Erik closed his eyes, pressing his forehead against his free hand.
“You always saw the best in me,” he murmured. “Even when I couldn’t.”
“That hasn’t changed,” he replied.
“It has to,” Erik said. “For both our sakes.”
The words felt like a blade.
Charles felt more tears coming down his cheeks. He didn't bother to wipe them away
“I don’t want this to be the last time,” he sobbed.
Erik’s voice shook when he heard Charles crying loudly.
“Neither do I,” he said. “But we both know it has to be.”
Charles’s chest tightened painfully.
“Can you promise me something?,” he asked.
“What?” Erik asked, simultaneously.
“Wherever you go,” Charles said, “whatever you become… don’t forget that once, someone loved you enough to believe you could change the world without burning it down.”
Erik’s breath caught.
“I could never forget you,” he responded. “Even if I wanted to.”
“Then don’t,” Charles replied. “That’s all I ask.”
Another silence, heavier than all the others. This one felt final.
Erik was the one to break it.
“You should hang up,” he murmured. “If I do it, I won’t be strong enough...”
Charles nodded slowly, even though Erik couldn't see him.
“I understand,” he whispered.
He tightened his grip on the receiver, as if trying to memorize its weight.
“Erik?”
“Yes?”
“I love you.”
The words were soft. He regretted saying that.
On the other end of the line, Erik froze and for a long moment, he said nothing.
Then, in a voice so quiet it almost disappeared into the static, he answered,
“I know.”
And after a breath that sounded dangerously close to a sob, he added,
“I love you too.”
Charles closed his eyes, pressing his lips together to keep from breaking apart again.
“Merry Christmas,” he said, one last time.
“Merry Christmas, Charles,” Erik replied.
Charles hesitated for just a second longer.
Then he slowly, carefully, placed the receiver back onto the cradle and the click echoed through the empty room like a gunshot.
The line finally went dead.
Charles sat there, staring at the phone, and let out a broken groan, the fire still crackling behind him as if nothing in the world had changed.

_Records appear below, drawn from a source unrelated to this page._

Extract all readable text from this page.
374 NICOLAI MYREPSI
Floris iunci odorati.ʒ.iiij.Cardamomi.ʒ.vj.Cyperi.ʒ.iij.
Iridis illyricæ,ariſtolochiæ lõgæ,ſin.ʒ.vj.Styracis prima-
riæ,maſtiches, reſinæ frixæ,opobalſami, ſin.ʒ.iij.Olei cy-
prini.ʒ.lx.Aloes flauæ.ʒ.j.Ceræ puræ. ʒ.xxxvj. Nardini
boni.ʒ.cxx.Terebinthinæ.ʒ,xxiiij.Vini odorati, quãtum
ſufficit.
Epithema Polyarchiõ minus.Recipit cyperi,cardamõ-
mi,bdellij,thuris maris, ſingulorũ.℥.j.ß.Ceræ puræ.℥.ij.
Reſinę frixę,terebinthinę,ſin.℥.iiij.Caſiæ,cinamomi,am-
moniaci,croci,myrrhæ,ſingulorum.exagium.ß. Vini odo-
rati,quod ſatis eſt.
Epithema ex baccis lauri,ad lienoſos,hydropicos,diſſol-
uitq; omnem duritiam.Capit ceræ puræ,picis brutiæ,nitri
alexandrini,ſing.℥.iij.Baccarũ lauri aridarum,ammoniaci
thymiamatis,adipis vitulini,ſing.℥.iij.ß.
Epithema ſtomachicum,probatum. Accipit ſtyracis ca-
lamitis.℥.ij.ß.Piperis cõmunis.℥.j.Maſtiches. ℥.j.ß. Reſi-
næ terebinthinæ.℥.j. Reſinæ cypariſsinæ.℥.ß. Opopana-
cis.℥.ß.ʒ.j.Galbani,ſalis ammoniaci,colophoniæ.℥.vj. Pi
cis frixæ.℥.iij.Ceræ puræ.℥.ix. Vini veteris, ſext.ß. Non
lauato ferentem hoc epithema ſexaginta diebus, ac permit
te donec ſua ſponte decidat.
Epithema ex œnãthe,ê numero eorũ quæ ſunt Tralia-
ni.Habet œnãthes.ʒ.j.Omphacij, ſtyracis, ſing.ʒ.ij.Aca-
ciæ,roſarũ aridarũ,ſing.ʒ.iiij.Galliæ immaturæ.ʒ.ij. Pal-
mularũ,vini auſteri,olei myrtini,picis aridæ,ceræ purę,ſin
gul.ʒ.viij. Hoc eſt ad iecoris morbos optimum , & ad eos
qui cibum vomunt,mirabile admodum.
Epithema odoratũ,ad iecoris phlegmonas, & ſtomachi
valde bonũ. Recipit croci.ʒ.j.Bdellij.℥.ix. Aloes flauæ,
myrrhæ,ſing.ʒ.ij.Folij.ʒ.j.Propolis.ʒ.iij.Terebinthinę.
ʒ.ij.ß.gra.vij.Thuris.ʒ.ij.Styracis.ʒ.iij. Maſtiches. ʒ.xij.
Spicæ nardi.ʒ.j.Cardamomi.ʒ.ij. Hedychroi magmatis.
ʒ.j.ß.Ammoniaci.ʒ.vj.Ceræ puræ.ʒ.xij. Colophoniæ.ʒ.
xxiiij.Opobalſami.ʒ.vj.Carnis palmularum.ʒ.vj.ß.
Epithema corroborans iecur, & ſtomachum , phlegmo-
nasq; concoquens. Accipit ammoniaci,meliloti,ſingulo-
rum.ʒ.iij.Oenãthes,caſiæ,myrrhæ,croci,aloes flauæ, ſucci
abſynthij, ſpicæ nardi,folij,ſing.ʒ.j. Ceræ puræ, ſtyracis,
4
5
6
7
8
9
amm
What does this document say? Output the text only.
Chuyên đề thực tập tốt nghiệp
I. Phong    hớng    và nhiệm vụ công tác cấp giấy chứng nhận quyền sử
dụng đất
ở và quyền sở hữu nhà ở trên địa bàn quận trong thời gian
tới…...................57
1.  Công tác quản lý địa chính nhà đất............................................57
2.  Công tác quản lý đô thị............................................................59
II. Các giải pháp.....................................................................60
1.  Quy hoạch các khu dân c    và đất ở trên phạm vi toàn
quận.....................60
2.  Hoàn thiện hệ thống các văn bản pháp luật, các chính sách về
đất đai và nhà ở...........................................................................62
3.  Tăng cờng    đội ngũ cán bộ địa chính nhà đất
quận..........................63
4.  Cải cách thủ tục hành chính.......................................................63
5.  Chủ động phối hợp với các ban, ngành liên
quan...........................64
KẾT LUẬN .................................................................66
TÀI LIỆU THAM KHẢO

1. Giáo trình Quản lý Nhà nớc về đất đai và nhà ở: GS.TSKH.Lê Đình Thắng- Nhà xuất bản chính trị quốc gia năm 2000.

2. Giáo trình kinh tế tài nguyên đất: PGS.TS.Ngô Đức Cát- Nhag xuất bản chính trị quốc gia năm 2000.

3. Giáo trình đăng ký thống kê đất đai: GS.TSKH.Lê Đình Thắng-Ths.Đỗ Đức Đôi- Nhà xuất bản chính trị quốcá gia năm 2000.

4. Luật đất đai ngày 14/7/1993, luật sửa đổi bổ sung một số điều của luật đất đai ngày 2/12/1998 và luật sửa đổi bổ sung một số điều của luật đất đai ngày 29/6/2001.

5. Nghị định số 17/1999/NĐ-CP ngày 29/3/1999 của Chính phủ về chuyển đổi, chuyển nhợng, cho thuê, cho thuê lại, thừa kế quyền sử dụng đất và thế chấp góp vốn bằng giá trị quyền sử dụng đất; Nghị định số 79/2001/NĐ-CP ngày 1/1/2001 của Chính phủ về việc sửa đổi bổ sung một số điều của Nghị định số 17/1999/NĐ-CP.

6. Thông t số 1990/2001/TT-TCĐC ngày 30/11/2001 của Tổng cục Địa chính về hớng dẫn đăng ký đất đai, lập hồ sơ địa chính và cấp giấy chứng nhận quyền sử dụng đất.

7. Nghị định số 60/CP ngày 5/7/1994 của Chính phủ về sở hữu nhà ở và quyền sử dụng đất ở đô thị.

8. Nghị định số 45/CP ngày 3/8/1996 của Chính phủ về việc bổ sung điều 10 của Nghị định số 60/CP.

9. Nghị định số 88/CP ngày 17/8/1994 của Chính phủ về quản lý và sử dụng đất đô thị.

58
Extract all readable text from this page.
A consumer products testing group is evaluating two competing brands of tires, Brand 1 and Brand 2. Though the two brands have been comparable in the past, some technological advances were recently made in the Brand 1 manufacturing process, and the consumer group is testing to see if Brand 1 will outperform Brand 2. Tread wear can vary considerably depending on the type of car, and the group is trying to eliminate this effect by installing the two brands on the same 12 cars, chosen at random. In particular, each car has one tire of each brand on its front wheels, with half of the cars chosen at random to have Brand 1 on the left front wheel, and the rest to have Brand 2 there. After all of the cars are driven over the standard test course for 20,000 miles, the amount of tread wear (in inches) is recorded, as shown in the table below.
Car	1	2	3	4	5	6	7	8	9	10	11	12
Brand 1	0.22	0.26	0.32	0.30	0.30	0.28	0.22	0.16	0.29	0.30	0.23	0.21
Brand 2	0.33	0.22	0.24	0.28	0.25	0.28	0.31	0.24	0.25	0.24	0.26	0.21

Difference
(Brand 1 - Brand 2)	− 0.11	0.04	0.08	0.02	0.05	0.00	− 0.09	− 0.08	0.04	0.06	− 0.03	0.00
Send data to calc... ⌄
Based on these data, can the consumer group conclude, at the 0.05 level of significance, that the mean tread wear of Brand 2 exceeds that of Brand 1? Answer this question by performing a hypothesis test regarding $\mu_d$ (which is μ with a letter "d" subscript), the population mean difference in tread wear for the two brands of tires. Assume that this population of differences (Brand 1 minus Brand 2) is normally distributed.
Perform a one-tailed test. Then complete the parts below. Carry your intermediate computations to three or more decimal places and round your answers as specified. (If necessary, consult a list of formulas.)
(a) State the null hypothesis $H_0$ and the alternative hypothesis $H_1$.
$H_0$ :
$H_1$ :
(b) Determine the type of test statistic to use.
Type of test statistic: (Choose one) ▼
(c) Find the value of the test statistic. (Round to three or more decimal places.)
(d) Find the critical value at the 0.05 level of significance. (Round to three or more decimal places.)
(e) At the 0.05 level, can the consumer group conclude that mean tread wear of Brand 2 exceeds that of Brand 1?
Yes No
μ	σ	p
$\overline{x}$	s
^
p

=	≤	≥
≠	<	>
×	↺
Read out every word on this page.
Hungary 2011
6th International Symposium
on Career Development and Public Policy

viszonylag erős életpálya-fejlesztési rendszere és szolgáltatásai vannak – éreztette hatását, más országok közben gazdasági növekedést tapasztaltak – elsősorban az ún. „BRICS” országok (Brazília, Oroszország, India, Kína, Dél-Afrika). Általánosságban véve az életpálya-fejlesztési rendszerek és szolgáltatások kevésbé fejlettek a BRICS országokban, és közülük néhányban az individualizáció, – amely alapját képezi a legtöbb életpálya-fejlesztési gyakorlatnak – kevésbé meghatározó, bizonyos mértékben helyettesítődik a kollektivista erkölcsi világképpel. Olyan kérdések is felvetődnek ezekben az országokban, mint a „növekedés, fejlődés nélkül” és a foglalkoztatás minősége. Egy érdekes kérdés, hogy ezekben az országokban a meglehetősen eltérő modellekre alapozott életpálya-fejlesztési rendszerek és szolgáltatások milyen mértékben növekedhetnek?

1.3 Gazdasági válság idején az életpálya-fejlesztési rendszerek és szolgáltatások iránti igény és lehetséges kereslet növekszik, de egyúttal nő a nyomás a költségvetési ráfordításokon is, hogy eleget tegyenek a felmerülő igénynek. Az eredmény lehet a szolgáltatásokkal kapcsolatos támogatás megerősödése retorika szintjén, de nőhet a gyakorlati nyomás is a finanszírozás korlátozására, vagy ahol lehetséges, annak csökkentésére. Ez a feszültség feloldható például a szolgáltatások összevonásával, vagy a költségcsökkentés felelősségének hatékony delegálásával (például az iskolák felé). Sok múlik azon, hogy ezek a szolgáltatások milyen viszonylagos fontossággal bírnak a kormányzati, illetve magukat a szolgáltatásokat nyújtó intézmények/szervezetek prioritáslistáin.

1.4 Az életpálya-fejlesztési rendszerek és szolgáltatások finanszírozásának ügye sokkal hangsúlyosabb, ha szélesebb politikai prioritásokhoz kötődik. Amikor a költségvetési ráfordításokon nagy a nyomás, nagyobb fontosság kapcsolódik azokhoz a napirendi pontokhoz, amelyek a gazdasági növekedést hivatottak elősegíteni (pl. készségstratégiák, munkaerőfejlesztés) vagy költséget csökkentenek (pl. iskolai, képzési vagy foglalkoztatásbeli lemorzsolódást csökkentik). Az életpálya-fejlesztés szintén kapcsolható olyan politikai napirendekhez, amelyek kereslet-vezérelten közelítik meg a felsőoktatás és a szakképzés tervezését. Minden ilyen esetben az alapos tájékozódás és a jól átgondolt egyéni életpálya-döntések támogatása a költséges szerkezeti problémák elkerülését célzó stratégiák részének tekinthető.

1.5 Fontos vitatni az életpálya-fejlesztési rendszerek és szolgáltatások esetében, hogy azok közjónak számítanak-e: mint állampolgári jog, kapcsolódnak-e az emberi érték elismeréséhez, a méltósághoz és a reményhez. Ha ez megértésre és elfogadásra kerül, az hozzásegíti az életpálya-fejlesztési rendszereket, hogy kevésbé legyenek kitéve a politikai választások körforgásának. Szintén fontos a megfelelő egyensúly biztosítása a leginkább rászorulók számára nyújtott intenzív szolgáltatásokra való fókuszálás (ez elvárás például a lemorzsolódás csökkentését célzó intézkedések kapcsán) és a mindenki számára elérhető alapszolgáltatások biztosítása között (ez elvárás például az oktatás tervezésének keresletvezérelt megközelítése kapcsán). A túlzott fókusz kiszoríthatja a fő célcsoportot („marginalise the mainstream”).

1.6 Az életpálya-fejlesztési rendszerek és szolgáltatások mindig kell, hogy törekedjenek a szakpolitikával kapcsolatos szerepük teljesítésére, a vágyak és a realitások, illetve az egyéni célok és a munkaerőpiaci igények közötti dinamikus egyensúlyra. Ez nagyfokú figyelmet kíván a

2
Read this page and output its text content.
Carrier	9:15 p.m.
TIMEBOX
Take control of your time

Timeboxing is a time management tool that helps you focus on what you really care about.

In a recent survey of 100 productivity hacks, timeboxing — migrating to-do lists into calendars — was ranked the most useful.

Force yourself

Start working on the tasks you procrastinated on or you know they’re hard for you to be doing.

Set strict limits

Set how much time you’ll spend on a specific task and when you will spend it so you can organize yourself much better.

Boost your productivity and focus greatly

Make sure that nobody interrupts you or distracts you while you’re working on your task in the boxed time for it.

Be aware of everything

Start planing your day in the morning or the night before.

But he knew everything had.
In the motel room, Erik remained standing, the receiver still pressed to his ear, listening to the hollow tone that told him it was over.
He didn't move. Didn't breathe.
He stood there until his hand began to shake, until the reality of the silence became unbearable.
Then, with a sharp inhale, he hung up and the room felt colder instantly.
Erik lay down on the bed and stared at the ceiling. The radio kept playing, cheerful and almost cruel.
He reached up and shut it off.
Silence.
Outside, snow continued to fall.
Back at the mansion, Charles rolled away from the desk and toward the window once more. He pulled the blanket tighter around his legs and looked out at the white world beyond the glass.
He lifted a hand and pressed it to the window again.
As if Erik might feel it. As if, somewhere in the cold night, Erik might be doing the same.
They would go on. They would become what the world demanded of them: enemies, legends, opposites. But never lovers.